This is the first time in 10 years that I've been fasting. I made the decision in July 2004 to pursue Amma-related Hindu practices as my main practice and, even though I had wavered in that decision by returning to salat briefly in 2010-11, and then returning to the Hindu practices once again, and then noticing that my practices were trailing off altogether, I made the decision to resume salat this past January, starting with maghrib, and I haven't turned back since. In fact, the Amma programs took place in New York and Boston this month, but I didn't attend any of them. I have effectively walked away from that experience.
It may seem like somewhat of an odd thought to have, but at some point this past January I thought what a shame it was that, so long as I continued to practice Hinduism (or continued to waver), I probably wouldn't find the time to read some of the Islamic books I had, including completing reading ones I had had for some time as well as reading some of the ones I had acquired during my in-between phase in 2010-11.
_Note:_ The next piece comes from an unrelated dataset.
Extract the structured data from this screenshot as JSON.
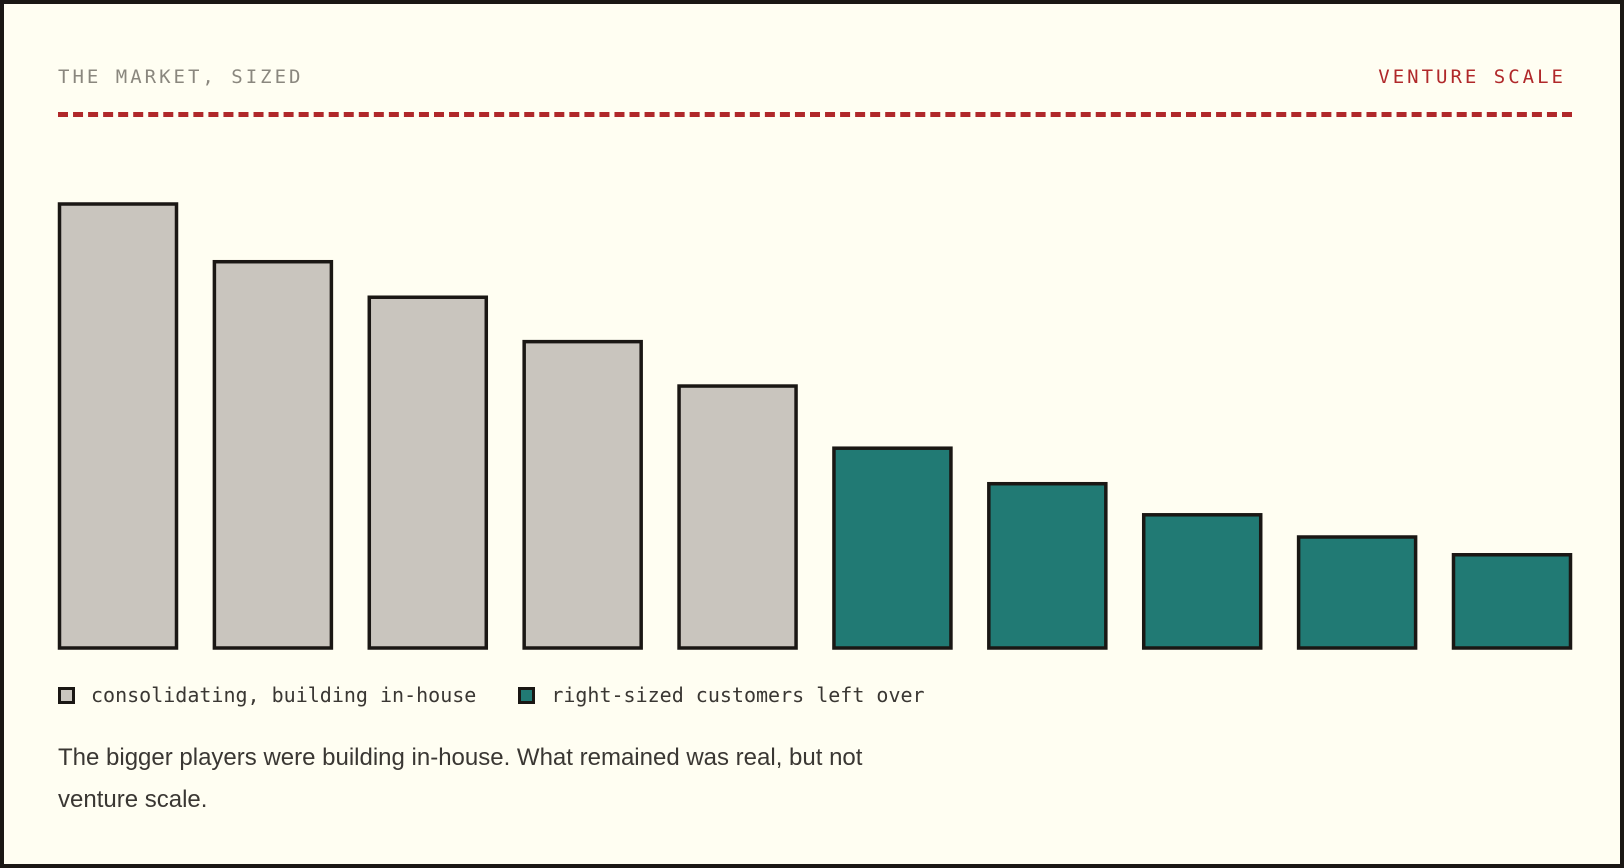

Then again, maybe that's not such an odd thought. I tried to force the issue of spiritual community for a number of years, spurred on in part by things I had read that were written by spiritual teachers (including Lex Hixon). Realistically, in my experience, in order to participate effectively in spiritual groups it is necessary to live in or near a relatively large city, and/or to have enough disposable time and income to spend on a regular basis. Not that it's necessary to give a lot in donations or fees, but it helps to have enough money to travel to events without having to worry about it.
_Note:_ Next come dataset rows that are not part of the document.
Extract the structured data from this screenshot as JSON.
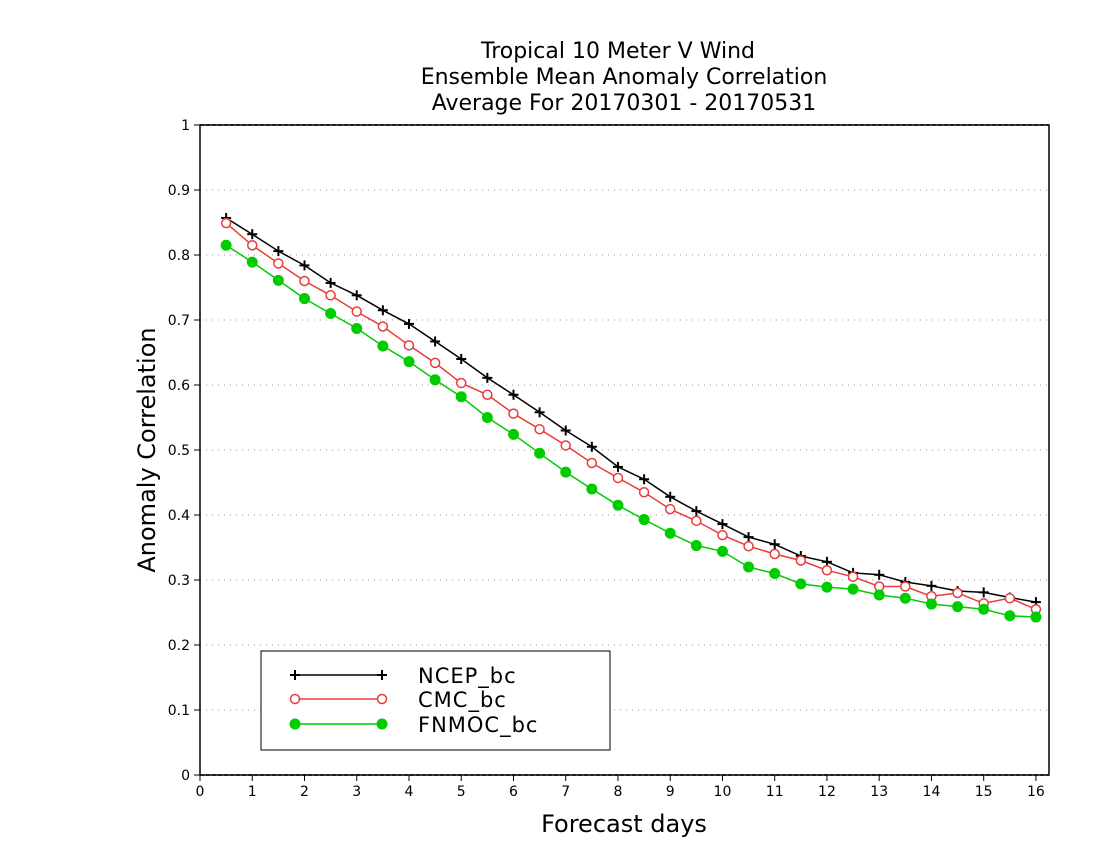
{
  "chart_data": {
    "type": "line",
    "title_lines": [
      "Tropical 10 Meter V Wind",
      "Ensemble Mean Anomaly Correlation",
      "Average For 20170301 - 20170531"
    ],
    "xlabel": "Forecast days",
    "ylabel": "Anomaly Correlation",
    "xlim": [
      0,
      16.25
    ],
    "ylim": [
      0,
      1
    ],
    "xticks": [
      0,
      1,
      2,
      3,
      4,
      5,
      6,
      7,
      8,
      9,
      10,
      11,
      12,
      13,
      14,
      15,
      16
    ],
    "yticks": [
      0,
      0.1,
      0.2,
      0.3,
      0.4,
      0.5,
      0.6,
      0.7,
      0.8,
      0.9,
      1
    ],
    "ytick_labels": [
      "0",
      "0.1",
      "0.2",
      "0.3",
      "0.4",
      "0.5",
      "0.6",
      "0.7",
      "0.8",
      "0.9",
      "1"
    ],
    "grid": "horizontal-dotted",
    "legend_position": "lower-left",
    "x": [
      0.5,
      1,
      1.5,
      2,
      2.5,
      3,
      3.5,
      4,
      4.5,
      5,
      5.5,
      6,
      6.5,
      7,
      7.5,
      8,
      8.5,
      9,
      9.5,
      10,
      10.5,
      11,
      11.5,
      12,
      12.5,
      13,
      13.5,
      14,
      14.5,
      15,
      15.5,
      16
    ],
    "series": [
      {
        "name": "NCEP_bc",
        "color": "#000000",
        "marker": "plus",
        "values": [
          0.857,
          0.832,
          0.806,
          0.784,
          0.757,
          0.738,
          0.715,
          0.694,
          0.667,
          0.64,
          0.611,
          0.585,
          0.558,
          0.53,
          0.505,
          0.474,
          0.455,
          0.428,
          0.406,
          0.386,
          0.366,
          0.355,
          0.337,
          0.328,
          0.311,
          0.308,
          0.297,
          0.291,
          0.283,
          0.281,
          0.273,
          0.266
        ]
      },
      {
        "name": "CMC_bc",
        "color": "#e83c3c",
        "marker": "open-circle",
        "values": [
          0.849,
          0.815,
          0.787,
          0.76,
          0.738,
          0.713,
          0.69,
          0.661,
          0.634,
          0.603,
          0.585,
          0.556,
          0.532,
          0.507,
          0.48,
          0.457,
          0.435,
          0.409,
          0.391,
          0.369,
          0.352,
          0.34,
          0.33,
          0.315,
          0.305,
          0.29,
          0.29,
          0.275,
          0.28,
          0.264,
          0.272,
          0.255
        ]
      },
      {
        "name": "FNMOC_bc",
        "color": "#00cc00",
        "marker": "filled-circle",
        "values": [
          0.815,
          0.789,
          0.761,
          0.733,
          0.71,
          0.687,
          0.66,
          0.636,
          0.608,
          0.582,
          0.55,
          0.524,
          0.495,
          0.466,
          0.44,
          0.415,
          0.393,
          0.372,
          0.353,
          0.344,
          0.32,
          0.31,
          0.294,
          0.289,
          0.286,
          0.277,
          0.272,
          0.263,
          0.259,
          0.255,
          0.245,
          0.243
        ]
      }
    ]
  }
}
I've decided to relax about that as much as I can. It's enough for me now to read and to pray and to make use of resources on the internet (including Shaykha's sohbets, etc.).
As I've written before, I'm perfectly capable of becoming elevated by spiritual reading and practices. On the other hand, when I feel inclined to view politically-oriented documentaries or feature films, or to read political or philosophical literature that has a bit of toughness to it, I choose to give some scope to that. I think that's another reason why it's good for me to keep my options open and my schedule as flexible as possible. Recently, after seeing the Dirty Wars film, I returned to reading my ebook version of Jeremy Scahill's book. Along similar lines, I spent some time today looking at documentaries online about the former Yugoslavia. I find that, in my reading about Islam in contemporary social contexts, I like to go back and forth between perspectives from before and after 9/11.
With the recent (and ongoing) examination of ethical failures in my department, I've begun to consider that some of the uneasiness I have felt in the department may have been a result of secrets and festering issues, and not primarily a reflection of fundamental inadequacy within myself that I could somehow (and so far in vain) hope to "cure" with what British psychologist David Smail terms "magical voluntarism." Similarly, with each cultural setback and political disappointment, I have to acknowledge that it really is a burden to live in the post-9/11 U.S.
My computer's doing automatic backup, so I'll sign off before it shuts down automatically.